Looking for a new sub for upcoming home which is almost completed.

Dedicated HT room (my man-cave) is 16x24x8 (W x L x H).

I am debating on either the Rythmik FV12 or Chase CS 10.2

Right now, I love the price for the 10.2 

Future is to have duals. So friends; Which you folks think will be a better purchase  ?

Tank-Ya :sn:


----------



## GranteedEV (Aug 8, 2010)

The rooms seems on the large side. I think it would benefit from the extra extension of the vented Rythmik. The sealed CS10.2 is about 12db down at 20hz which means it might be well suited to small rooms with plenty of gain, but not larger rooms like yours.

I also think the rythmik will have superior build quality, if that means anything to you.

midbass output wise, I'd expect the difference to be mostly negligible, although i wouldn't be surprised if the CHT had an edge. Multiple subs however fill the output aspect in decently.


----------



## Almadacr (May 5, 2011)

How about Dual EPIK`s Legend ????


----------



## tesseract (Aug 9, 2010)

Picture_Shooter - In a room that size you want to go BIGGER or MORE. Two of either sub isn't going to be enough.

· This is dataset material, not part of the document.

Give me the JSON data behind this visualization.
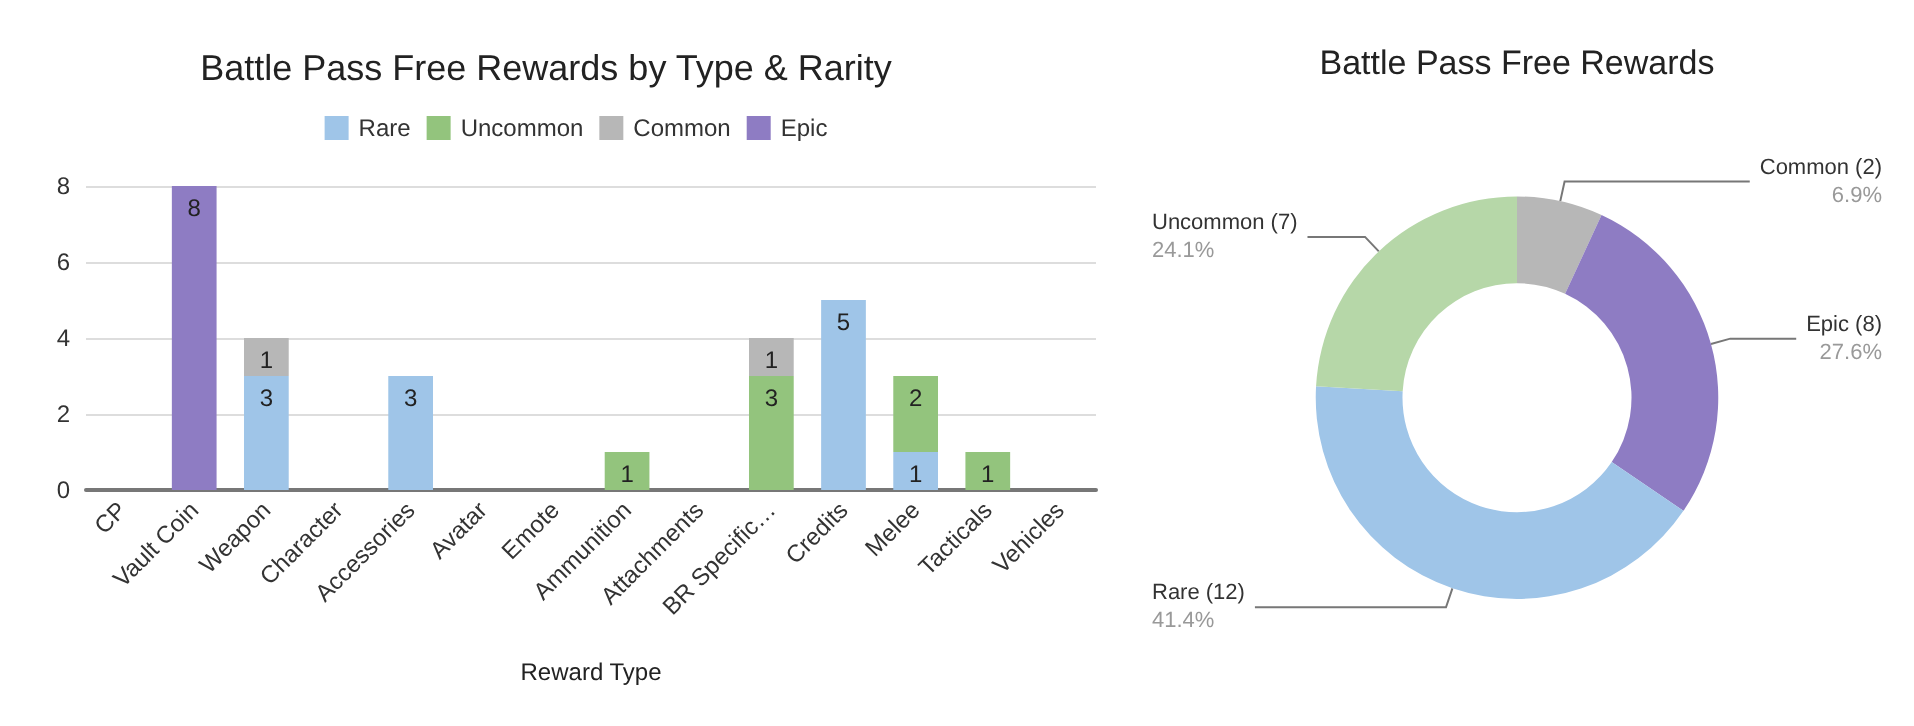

Four of the Chase or Rythmik subs, now we're talking. 15" or 18" woofers would be sweet, too. 

Is the room pretty well sealed or open to other rooms?


----------



## eugovector (Sep 4, 2006)

I played this same game, only I was leaning more towards the emotiva than the Chase: http://www.hometheatershack.com/for...so-considering-svs-ed-epik-chase-rythmik.html

In the end, I thought I had landed on two Rythmik FV12s. But, I've been in contact with Brian Ding from Rythmik, and he's leaning me towards a single FV15. Rightly so, it is the same price as the Dual 12 and is a much better quality sub, but it's also larger (my theater is our family room) and I lose the benefit of better response across multiple listening positions (I'm not always sitting in the sweet spot).

At this point, I'm leaning towards breaking the budget on a single FV15, and saving up for another down the road.


----------



## Brunt (Aug 7, 2011)

Almadacr said:


> How about Dual EPIK`s Legend ????


How about one Epik Empire? CAn always add a second down the road if it's not enough. If you get 2 of these subs and aren't completely happy, what's next? Add 4? In that size room I agree with paying $700-$800 for one sub now vs that price for two.


----------